Détournement d’actifs

L’affaire K&F est arrivée devant la justice pénale par l’intermédiaire de la curatrice de la faillite de l’agence de communication, après la remise d’un rapport en juin 2016. Le Parquet s’en est saisi et a ouvert une enquête judiciaire. L’enquête va s’appuyer sur le défaut de publication des bilans entre 2011 et 2014, le non-paiement des impôts (l’Administration de l’Enregistrement fut à l’origine de l’assignation en faillite) et surtout sur l’utilisation du compte courant associé de la société à des fins personnelles. Selon le décompte de la curatrice, K&F a laissé un passif de 230.000 euros, constitué principalement d’un compte courant associé affichant une dette de plus de 177.000 euros. En l’absence d’explications plausibles du gérant, elle suspectait un détournement d’actifs.

En parallèle, la curatrice a engagé devant le tribunal de commerce une action en comblement de passif contre Kreutz, procédure toujours en cours.

Le 9 janvier 2019 Will Kreutz a été renvoyé devant un tribunal correctionnel pour, entre autres, banqueroute frauduleuse. Six mois plus tard, son procès se tient à l’issue duquel il est condamné à 12 mois de prison, assorti d’un sursis intégral compte tenu de l’absence d’antécédents judiciaires.

La marque Roude Leiw m’appartient et je la céderai à qui je veux»Will Kreutz

Après sa brouille avec Lex Benoy, Will Kreutz a poursuivi ses activités commerciales à travers la société Atypical, constituée en octobre 2012. La Sàrl a d’abord été conçue pour la commercialisation, la diffusion et la distribution de produits et objets, notamment du café, de la bière Simon et de la vaisselle, portant les marques «Roude Léiw» et «Gëlle Fra», deux symboles de la «luxembourgeoisitude».

Avec son sens aigu du marketing, Will Kreutz a fait récemment fabriquer des masques de protection buccale arborant son célèbre logo qui se sont arrachés comme les petits pains.
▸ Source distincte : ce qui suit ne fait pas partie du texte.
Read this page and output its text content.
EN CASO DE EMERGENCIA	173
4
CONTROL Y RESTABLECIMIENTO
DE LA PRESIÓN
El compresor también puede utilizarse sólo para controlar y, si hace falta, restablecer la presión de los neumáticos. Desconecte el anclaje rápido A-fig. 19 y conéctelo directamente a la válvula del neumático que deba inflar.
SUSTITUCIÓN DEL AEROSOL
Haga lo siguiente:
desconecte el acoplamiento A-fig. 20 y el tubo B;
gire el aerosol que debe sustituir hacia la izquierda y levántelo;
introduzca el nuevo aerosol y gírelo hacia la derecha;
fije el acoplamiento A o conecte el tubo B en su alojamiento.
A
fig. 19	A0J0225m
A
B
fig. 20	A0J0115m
Ce serait la preuve pour l’avocat de son ancien partenaire dans K&F que les affaires d’Atypical sont florissantes.

Un lion rouge très convoité

Propriété personnelle de Kreutz, qui les a fait homologuer au niveau européen, les deux marques au lion rouge et à la femme en or ont suscité la convoitise de ses partenaires en affaires qui avaient reniflé le bon filon commercial à exploiter.
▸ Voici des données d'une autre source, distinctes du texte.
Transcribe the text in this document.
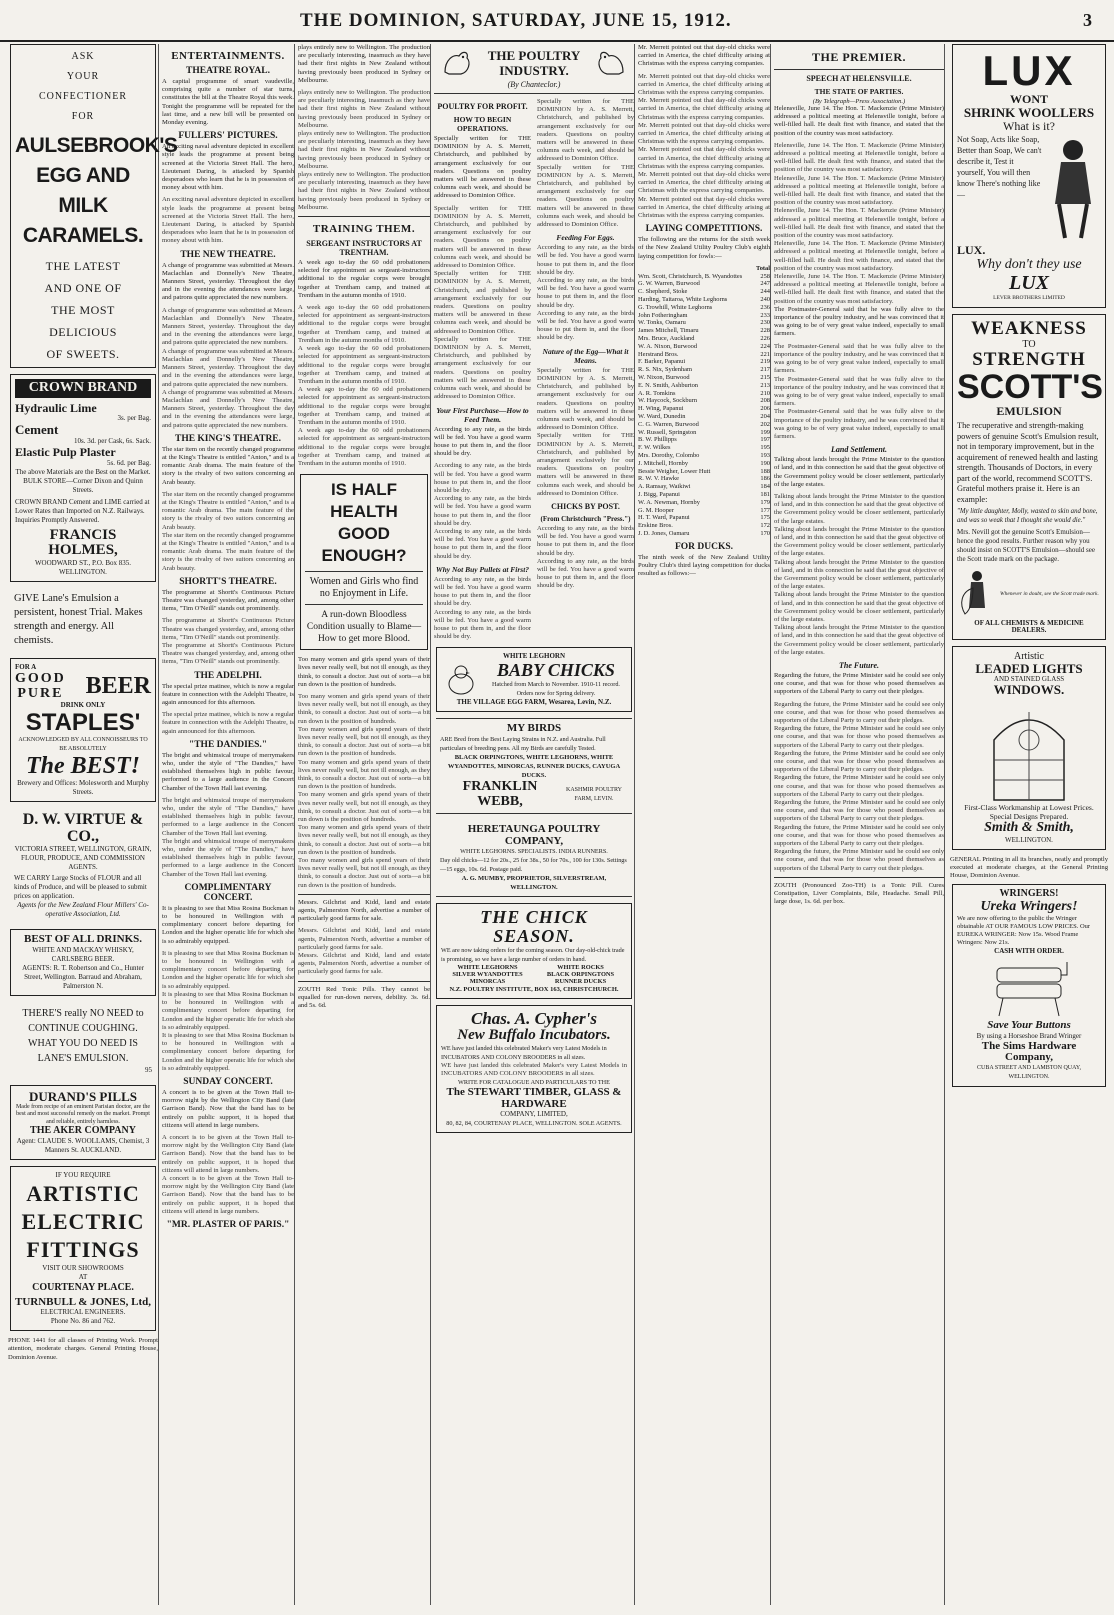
THE DOMINION, SATURDAY, JUNE 15, 1912.	3
ASK
YOUR
CONFECTIONER
FOR
AULSEBROOK'S
EGG AND MILK
CARAMELS.
THE LATEST
AND ONE OF
THE MOST
DELICIOUS
OF SWEETS.
CROWN BRAND
Hydraulic Lime
3s. per Bag.
Cement
10s. 3d. per Cask, 6s. Sack.
Elastic Pulp Plaster
5s. 6d. per Bag.
The above Materials are the Best on the Market.
BULK STORE—Corner Dixon and Quinn Streets.
CROWN BRAND Cement and LIME carried at Lower Rates than Imported on N.Z. Railways. Inquiries Promptly Answered.
FRANCIS HOLMES,
WOODWARD ST., P.O. Box 835. WELLINGTON.
GIVE Lane's Emulsion a persistent, honest Trial. Makes strength and energy. All chemists.
FOR A
GOOD
PURE BEER
DRINK ONLY
STAPLES'
ACKNOWLEDGED BY ALL CONNOISSEURS TO BE ABSOLUTELY
The BEST!
Brewery and Offices: Molesworth and Murphy Streets.
D. W. VIRTUE & CO.,
VICTORIA STREET, WELLINGTON, GRAIN, FLOUR, PRODUCE, AND COMMISSION AGENTS.
WE CARRY Large Stocks of FLOUR and all kinds of Produce, and will be pleased to submit prices on application.
Agents for the New Zealand Flour Millers' Co-operative Association, Ltd.
BEST OF ALL DRINKS.
WHITE AND MACKAY WHISKY,
CARLSBERG BEER.
AGENTS: R. T. Robertson and Co., Hunter Street, Wellington. Barraud and Abraham, Palmerston N.
THERE'S really NO NEED to
CONTINUE COUGHING.
WHAT YOU DO NEED IS
LANE'S EMULSION.
95
DURAND'S PILLS
Made from recipe of an eminent Parisian doctor, are the best and most successful remedy on the market. Prompt and reliable, entirely harmless.
THE AKER COMPANY
Agent: CLAUDE S. WOOLLAMS, Chemist, 3 Manners St. AUCKLAND.
IF YOU REQUIRE
ARTISTIC
ELECTRIC
FITTINGS
VISIT OUR SHOWROOMS
AT
COURTENAY PLACE.
TURNBULL & JONES, Ltd,
ELECTRICAL ENGINEERS.
Phone No. 86 and 762.
PHONE 1441 for all classes of Printing Work. Prompt attention, moderate charges. General Printing House, Dominion Avenue.
ENTERTAINMENTS.
THEATRE ROYAL.
A capital programme of smart vaudeville, comprising quite a number of star turns, constitutes the bill at the Theatre Royal this week. Tonight the programme will be repeated for the last time, and a new bill will be presented on Monday evening.
FULLERS' PICTURES.
An exciting naval adventure depicted in excellent style leads the programme at present being screened at the Victoria Street Hall. The hero, Lieutenant Daring, is attacked by Spanish desperadoes who learn that he is in possession of money about with him.
An exciting naval adventure depicted in excellent style leads the programme at present being screened at the Victoria Street Hall. The hero, Lieutenant Daring, is attacked by Spanish desperadoes who learn that he is in possession of money about with him.
THE NEW THEATRE.
A change of programme was submitted at Messrs. Maclachlan and Donnelly's New Theatre, Manners Street, yesterday. Throughout the day and in the evening the attendances were large, and patrons quite appreciated the new numbers.
A change of programme was submitted at Messrs. Maclachlan and Donnelly's New Theatre, Manners Street, yesterday. Throughout the day and in the evening the attendances were large, and patrons quite appreciated the new numbers.
A change of programme was submitted at Messrs. Maclachlan and Donnelly's New Theatre, Manners Street, yesterday. Throughout the day and in the evening the attendances were large, and patrons quite appreciated the new numbers.
A change of programme was submitted at Messrs. Maclachlan and Donnelly's New Theatre, Manners Street, yesterday. Throughout the day and in the evening the attendances were large, and patrons quite appreciated the new numbers.
THE KING'S THEATRE.
The star item on the recently changed programme at the King's Theatre is entitled "Anton," and is a romantic Arab drama. The main feature of the story is the rivalry of two suitors concerning an Arab beauty.
The star item on the recently changed programme at the King's Theatre is entitled "Anton," and is a romantic Arab drama. The main feature of the story is the rivalry of two suitors concerning an Arab beauty.
The star item on the recently changed programme at the King's Theatre is entitled "Anton," and is a romantic Arab drama. The main feature of the story is the rivalry of two suitors concerning an Arab beauty.
SHORTT'S THEATRE.
The programme at Shortt's Continuous Picture Theatre was changed yesterday, and, among other items, "Tim O'Neill" stands out prominently.
The programme at Shortt's Continuous Picture Theatre was changed yesterday, and, among other items, "Tim O'Neill" stands out prominently.
The programme at Shortt's Continuous Picture Theatre was changed yesterday, and, among other items, "Tim O'Neill" stands out prominently.
THE ADELPHI.
The special prize matinee, which is now a regular feature in connection with the Adelphi Theatre, is again announced for this afternoon.
The special prize matinee, which is now a regular feature in connection with the Adelphi Theatre, is again announced for this afternoon.
"THE DANDIES."
The bright and whimsical troupe of merrymakers who, under the style of "The Dandies," have established themselves high in public favour, performed to a large audience in the Concert Chamber of the Town Hall last evening.
The bright and whimsical troupe of merrymakers who, under the style of "The Dandies," have established themselves high in public favour, performed to a large audience in the Concert Chamber of the Town Hall last evening.
The bright and whimsical troupe of merrymakers who, under the style of "The Dandies," have established themselves high in public favour, performed to a large audience in the Concert Chamber of the Town Hall last evening.
COMPLIMENTARY CONCERT.
It is pleasing to see that Miss Rosina Buckman is to be honoured in Wellington with a complimentary concert before departing for London and the higher operatic life for which she is so admirably equipped.
It is pleasing to see that Miss Rosina Buckman is to be honoured in Wellington with a complimentary concert before departing for London and the higher operatic life for which she is so admirably equipped.
It is pleasing to see that Miss Rosina Buckman is to be honoured in Wellington with a complimentary concert before departing for London and the higher operatic life for which she is so admirably equipped.
It is pleasing to see that Miss Rosina Buckman is to be honoured in Wellington with a complimentary concert before departing for London and the higher operatic life for which she is so admirably equipped.
SUNDAY CONCERT.
A concert is to be given at the Town Hall to-morrow night by the Wellington City Band (late Garrison Band). Now that the band has to be entirely on public support, it is hoped that citizens will attend in large numbers.
A concert is to be given at the Town Hall to-morrow night by the Wellington City Band (late Garrison Band). Now that the band has to be entirely on public support, it is hoped that citizens will attend in large numbers.
A concert is to be given at the Town Hall to-morrow night by the Wellington City Band (late Garrison Band). Now that the band has to be entirely on public support, it is hoped that citizens will attend in large numbers.
"MR. PLASTER OF PARIS."
plays entirely new to Wellington. The production are peculiarly interesting, inasmuch as they have had their first nights in New Zealand without having previously been produced in Sydney or Melbourne.
plays entirely new to Wellington. The production are peculiarly interesting, inasmuch as they have had their first nights in New Zealand without having previously been produced in Sydney or Melbourne.
plays entirely new to Wellington. The production are peculiarly interesting, inasmuch as they have had their first nights in New Zealand without having previously been produced in Sydney or Melbourne.
plays entirely new to Wellington. The production are peculiarly interesting, inasmuch as they have had their first nights in New Zealand without having previously been produced in Sydney or Melbourne.
TRAINING THEM.
SERGEANT INSTRUCTORS AT TRENTHAM.
A week ago to-day the 60 odd probationers selected for appointment as sergeant-instructors additional to the regular corps were brought together at Trentham camp, and trained at Trentham in the autumn months of 1910.
A week ago to-day the 60 odd probationers selected for appointment as sergeant-instructors additional to the regular corps were brought together at Trentham camp, and trained at Trentham in the autumn months of 1910.
A week ago to-day the 60 odd probationers selected for appointment as sergeant-instructors additional to the regular corps were brought together at Trentham camp, and trained at Trentham in the autumn months of 1910.
A week ago to-day the 60 odd probationers selected for appointment as sergeant-instructors additional to the regular corps were brought together at Trentham camp, and trained at Trentham in the autumn months of 1910.
A week ago to-day the 60 odd probationers selected for appointment as sergeant-instructors additional to the regular corps were brought together at Trentham camp, and trained at Trentham in the autumn months of 1910.
IS HALF HEALTH
GOOD ENOUGH?
Women and Girls who find no Enjoyment in Life.
A run-down Bloodless Condition usually to Blame—How to get more Blood.
Too many women and girls spend years of their lives never really well, but not ill enough, as they think, to consult a doctor. Just out of sorts—a bit run down is the position of hundreds.
Too many women and girls spend years of their lives never really well, but not ill enough, as they think, to consult a doctor. Just out of sorts—a bit run down is the position of hundreds.
Too many women and girls spend years of their lives never really well, but not ill enough, as they think, to consult a doctor. Just out of sorts—a bit run down is the position of hundreds.
Too many women and girls spend years of their lives never really well, but not ill enough, as they think, to consult a doctor. Just out of sorts—a bit run down is the position of hundreds.
Too many women and girls spend years of their lives never really well, but not ill enough, as they think, to consult a doctor. Just out of sorts—a bit run down is the position of hundreds.
Too many women and girls spend years of their lives never really well, but not ill enough, as they think, to consult a doctor. Just out of sorts—a bit run down is the position of hundreds.
Too many women and girls spend years of their lives never really well, but not ill enough, as they think, to consult a doctor. Just out of sorts—a bit run down is the position of hundreds.
Messrs. Gilchrist and Kidd, land and estate agents, Palmerston North, advertise a number of particularly good farms for sale.
Messrs. Gilchrist and Kidd, land and estate agents, Palmerston North, advertise a number of particularly good farms for sale.
Messrs. Gilchrist and Kidd, land and estate agents, Palmerston North, advertise a number of particularly good farms for sale.
ZOUTH Red Tonic Pills. They cannot be equalled for run-down nerves, debility. 3s. 6d. and 5s. 6d.
THE POULTRY INDUSTRY.
(By Chanteclor.)
POULTRY FOR PROFIT.
HOW TO BEGIN OPERATIONS.
Specially written for THE DOMINION by A. S. Merrett, Christchurch, and published by arrangement exclusively for our readers. Questions on poultry matters will be answered in these columns each week, and should be addressed to Dominion Office.
Specially written for THE DOMINION by A. S. Merrett, Christchurch, and published by arrangement exclusively for our readers. Questions on poultry matters will be answered in these columns each week, and should be addressed to Dominion Office.
Specially written for THE DOMINION by A. S. Merrett, Christchurch, and published by arrangement exclusively for our readers. Questions on poultry matters will be answered in these columns each week, and should be addressed to Dominion Office.
Specially written for THE DOMINION by A. S. Merrett, Christchurch, and published by arrangement exclusively for our readers. Questions on poultry matters will be answered in these columns each week, and should be addressed to Dominion Office.
Your First Purchase—How to Feed Them.
According to any rate, as the birds will be fed. You have a good warm house to put them in, and the floor should be dry.
According to any rate, as the birds will be fed. You have a good warm house to put them in, and the floor should be dry.
According to any rate, as the birds will be fed. You have a good warm house to put them in, and the floor should be dry.
According to any rate, as the birds will be fed. You have a good warm house to put them in, and the floor should be dry.
Why Not Buy Pullets at First?
According to any rate, as the birds will be fed. You have a good warm house to put them in, and the floor should be dry.
According to any rate, as the birds will be fed. You have a good warm house to put them in, and the floor should be dry.
Specially written for THE DOMINION by A. S. Merrett, Christchurch, and published by arrangement exclusively for our readers. Questions on poultry matters will be answered in these columns each week, and should be addressed to Dominion Office.
Specially written for THE DOMINION by A. S. Merrett, Christchurch, and published by arrangement exclusively for our readers. Questions on poultry matters will be answered in these columns each week, and should be addressed to Dominion Office.
Feeding For Eggs.
According to any rate, as the birds will be fed. You have a good warm house to put them in, and the floor should be dry.
According to any rate, as the birds will be fed. You have a good warm house to put them in, and the floor should be dry.
According to any rate, as the birds will be fed. You have a good warm house to put them in, and the floor should be dry.
Nature of the Egg—What it Means.
Specially written for THE DOMINION by A. S. Merrett, Christchurch, and published by arrangement exclusively for our readers. Questions on poultry matters will be answered in these columns each week, and should be addressed to Dominion Office.
Specially written for THE DOMINION by A. S. Merrett, Christchurch, and published by arrangement exclusively for our readers. Questions on poultry matters will be answered in these columns each week, and should be addressed to Dominion Office.
CHICKS BY POST.
(From Christchurch "Press.")
According to any rate, as the birds will be fed. You have a good warm house to put them in, and the floor should be dry.
According to any rate, as the birds will be fed. You have a good warm house to put them in, and the floor should be dry.
WHITE LEGHORN
BABY CHICKS
Hatched from March to November. 1910-11 record. Orders now for Spring delivery.
THE VILLAGE EGG FARM, Wesarea, Levin, N.Z.
MY BIRDS
ARE Bred from the Best Laying Strains in N.Z. and Australia. Full particulars of breeding pens. All my Birds are carefully Tested.
BLACK ORPINGTONS, WHITE LEGHORNS, WHITE WYANDOTTES, MINORCAS, RUNNER DUCKS, CAYUGA DUCKS.
FRANKLIN WEBB,
KASHMIR POULTRY FARM, LEVIN.
HERETAUNGA POULTRY COMPANY,
WHITE LEGHORNS. SPECIALISTS. INDIA RUNNERS.
Day old chicks—12 for 20s., 25 for 38s., 50 for 70s., 100 for 130s. Settings—15 eggs, 10s. 6d. Postage paid.
A. G. MUMBY, PROPRIETOR, SILVERSTREAM, WELLINGTON.
THE CHICK SEASON.
WE are now taking orders for the coming season. Our day-old-chick trade is promising, so we have a large number of orders in hand.
WHITE LEGHORNS	WHITE ROCKS
SILVER WYANDOTTES	BLACK ORPINGTONS
MINORCAS	RUNNER DUCKS
N.Z. POULTRY INSTITUTE, BOX 163, CHRISTCHURCH.
Chas. A. Cypher's
New Buffalo Incubators.
WE have just landed this celebrated Maker's very Latest Models in INCUBATORS AND COLONY BROODERS in all sizes.
WE have just landed this celebrated Maker's very Latest Models in INCUBATORS AND COLONY BROODERS in all sizes.
WRITE FOR CATALOGUE AND PARTICULARS TO THE
The STEWART TIMBER, GLASS & HARDWARE
COMPANY, LIMITED,
80, 82, 84, COURTENAY PLACE, WELLINGTON. SOLE AGENTS.
Mr. Merrett pointed out that day-old chicks were carried in America, the chief difficulty arising at Christmas with the express carrying companies.
Mr. Merrett pointed out that day-old chicks were carried in America, the chief difficulty arising at Christmas with the express carrying companies.
Mr. Merrett pointed out that day-old chicks were carried in America, the chief difficulty arising at Christmas with the express carrying companies.
Mr. Merrett pointed out that day-old chicks were carried in America, the chief difficulty arising at Christmas with the express carrying companies.
Mr. Merrett pointed out that day-old chicks were carried in America, the chief difficulty arising at Christmas with the express carrying companies.
Mr. Merrett pointed out that day-old chicks were carried in America, the chief difficulty arising at Christmas with the express carrying companies.
Mr. Merrett pointed out that day-old chicks were carried in America, the chief difficulty arising at Christmas with the express carrying companies.
LAYING COMPETITIONS.
The following are the returns for the sixth week of the New Zealand Utility Poultry Club's eighth laying competition for fowls:—
Total
Wm. Scott, Christchurch, B. Wyandottes	258
G. W. Warren, Burwood	247
C. Shepherd, Stoke	244
Harding, Taitaroa, White Leghorns	240
G. Trowhill, White Leghorns	236
John Fotheringham	233
W. Tonks, Oamaru	230
James Mitchell, Timaru	228
Mrs. Bruce, Auckland	226
W. A. Nixon, Burwood	224
Herstrand Bros.	221
F. Barker, Papanui	219
R. S. Nix, Sydenham	217
W. Nixon, Burwood	215
E. N. Smith, Ashburton	213
A. R. Tomkins	210
W. Haycock, Sockburn	208
H. Wing, Papanui	206
W. Ward, Dunedin	204
C. G. Warren, Burwood	202
W. Russell, Springston	199
B. W. Phillipps	197
F. W. Wilkes	195
Mrs. Dorothy, Colombo	193
J. Mitchell, Hornby	190
Bessie Weigher, Lower Hutt	188
R. W. V. Hawke	186
A. Ramsay, Waikiwi	184
J. Bigg, Papanui	181
W. A. Newman, Hornby	179
G. M. Hooper	177
H. T. Ward, Papanui	175
Erskine Bros.	172
J. D. Jones, Oamaru	170
FOR DUCKS.
The ninth week of the New Zealand Utility Poultry Club's third laying competition for ducks resulted as follows:—
THE PREMIER.
SPEECH AT HELENSVILLE.
THE STATE OF PARTIES.
(By Telegraph—Press Association.)
Helensville, June 14. The Hon. T. Mackenzie (Prime Minister) addressed a political meeting at Helensville tonight, before a well-filled hall. He dealt first with finance, and stated that the position of the country was most satisfactory.
Helensville, June 14. The Hon. T. Mackenzie (Prime Minister) addressed a political meeting at Helensville tonight, before a well-filled hall. He dealt first with finance, and stated that the position of the country was most satisfactory.
Helensville, June 14. The Hon. T. Mackenzie (Prime Minister) addressed a political meeting at Helensville tonight, before a well-filled hall. He dealt first with finance, and stated that the position of the country was most satisfactory.
Helensville, June 14. The Hon. T. Mackenzie (Prime Minister) addressed a political meeting at Helensville tonight, before a well-filled hall. He dealt first with finance, and stated that the position of the country was most satisfactory.
Helensville, June 14. The Hon. T. Mackenzie (Prime Minister) addressed a political meeting at Helensville tonight, before a well-filled hall. He dealt first with finance, and stated that the position of the country was most satisfactory.
Helensville, June 14. The Hon. T. Mackenzie (Prime Minister) addressed a political meeting at Helensville tonight, before a well-filled hall. He dealt first with finance, and stated that the position of the country was most satisfactory.
The Postmaster-General said that he was fully alive to the importance of the poultry industry, and he was convinced that it was going to be of very great value indeed, especially to small farmers.
The Postmaster-General said that he was fully alive to the importance of the poultry industry, and he was convinced that it was going to be of very great value indeed, especially to small farmers.
The Postmaster-General said that he was fully alive to the importance of the poultry industry, and he was convinced that it was going to be of very great value indeed, especially to small farmers.
The Postmaster-General said that he was fully alive to the importance of the poultry industry, and he was convinced that it was going to be of very great value indeed, especially to small farmers.
Land Settlement.
Talking about lands brought the Prime Minister to the question of land, and in this connection he said that the great objective of the Government policy would be closer settlement, particularly of the large estates.
Talking about lands brought the Prime Minister to the question of land, and in this connection he said that the great objective of the Government policy would be closer settlement, particularly of the large estates.
Talking about lands brought the Prime Minister to the question of land, and in this connection he said that the great objective of the Government policy would be closer settlement, particularly of the large estates.
Talking about lands brought the Prime Minister to the question of land, and in this connection he said that the great objective of the Government policy would be closer settlement, particularly of the large estates.
Talking about lands brought the Prime Minister to the question of land, and in this connection he said that the great objective of the Government policy would be closer settlement, particularly of the large estates.
Talking about lands brought the Prime Minister to the question of land, and in this connection he said that the great objective of the Government policy would be closer settlement, particularly of the large estates.
The Future.
Regarding the future, the Prime Minister said he could see only one course, and that was for those who posed themselves as supporters of the Liberal Party to carry out their pledges.
Regarding the future, the Prime Minister said he could see only one course, and that was for those who posed themselves as supporters of the Liberal Party to carry out their pledges.
Regarding the future, the Prime Minister said he could see only one course, and that was for those who posed themselves as supporters of the Liberal Party to carry out their pledges.
Regarding the future, the Prime Minister said he could see only one course, and that was for those who posed themselves as supporters of the Liberal Party to carry out their pledges.
Regarding the future, the Prime Minister said he could see only one course, and that was for those who posed themselves as supporters of the Liberal Party to carry out their pledges.
Regarding the future, the Prime Minister said he could see only one course, and that was for those who posed themselves as supporters of the Liberal Party to carry out their pledges.
Regarding the future, the Prime Minister said he could see only one course, and that was for those who posed themselves as supporters of the Liberal Party to carry out their pledges.
Regarding the future, the Prime Minister said he could see only one course, and that was for those who posed themselves as supporters of the Liberal Party to carry out their pledges.
ZOUTH (Pronounced Zoo-TH) is a Tonic Pill. Cures Constipation, Liver Complaints, Bile, Headache. Small Pill, large dose, 1s. 6d. per box.
LUX
WONT
SHRINK WOOLLERS
What is it?
Not Soap, Acts like Soap, Better than Soap, We can't describe it, Test it yourself, You will then know There's nothing like—
LUX.
Why don't they use
LUX
LEVER BROTHERS LIMITED
WEAKNESS
TO
STRENGTH
SCOTT'S
EMULSION
The recuperative and strength-making powers of genuine Scott's Emulsion result, not in temporary improvement, but in the acquirement of renewed health and lasting strength. Thousands of Doctors, in every part of the world, recommend SCOTT'S. Grateful mothers praise it. Here is an example:
"My little daughter, Molly, wasted to skin and bone, and was so weak that I thought she would die."
Mrs. Nevill got the genuine Scott's Emulsion—hence the good results. Further reason why you should insist on SCOTT'S Emulsion—should see the Scott trade mark on the package.
Whenever in doubt, see the Scott trade mark.
OF ALL CHEMISTS & MEDICINE DEALERS.
Artistic
LEADED LIGHTS
AND STAINED GLASS
WINDOWS.
First-Class Workmanship at Lowest Prices.
Special Designs Prepared.
Smith & Smith,
WELLINGTON.
GENERAL Printing in all its branches, neatly and promptly executed at moderate charges, at the General Printing House, Dominion Avenue.
WRINGERS!
Ureka Wringers!
We are now offering to the public the Wringer obtainable AT OUR FAMOUS LOW PRICES. Our EUREKA WRINGER: Now 15s. Wood Frame Wringers: Now 21s.
CASH WITH ORDER.
Save Your Buttons
By using a Horseshoe Brand Wringer
The Sims Hardware Company,
CUBA STREET AND LAMBTON QUAY, WELLINGTON.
Lors de l’audience devant la Cour d’Appel, l’avocat de Lex Benoy n’a pas caché que la motivation du partenariat au sein de K&F était l’exploitation commerciale de la marque au lion rouge stylisé. Le refus de Will Kreutz de la faire basculer dans le giron de la société commune aurait été la cause du différend entre les deux hommes.

A la veille de mes 65 ans (…), je me prépare à transmettre mon projet, après avoir tout fait pour le valoriser en d’autres mains, plus jeunes, passionnées pour continuer à développer ce que j’ai commencé»Will Kreutz

La carrière de plus de 40 ans de Will Kreutz dans le monde de la communication s’est construite sur une succession impressionnante de ruptures et de brouilles avec ses partenaires et associés à la réputation parfois sulfureuse. Ses faits de gloires dans la publicité remontent essentiellement à l’époque de l’agence Sam’s (qui devint plus tard Made By Sam’s) qu’il créa en 1979.

Kreutz, c’est l’homme aux 85 prix nationaux et internationaux qui ont récompensé son talent créatif. Il se présentait d’ailleurs lui-même comme un créatif de génie ayant révolutionné le monde de la pub au Grand-Duché.

Ses déboires ont commencé à la fin des années 1990 après les difficultés de trésorerie de Made By Sam’s et un développement international désastreux en Belgique.

Panama Charly à la rescousse

Pour sauver son agence, Kreutz n’hésite pas à s’associer avec des personnalités infréquentables de la Place financière. Il s’agit surtout de Charles Ewert, homme d’affaires habitué des prétoires. Il a été condamné en 2003 à 20 ans de prison pour la tentative de meurtre d’un de ses clients, le fabricant d’armes autrichien Gaston Glock.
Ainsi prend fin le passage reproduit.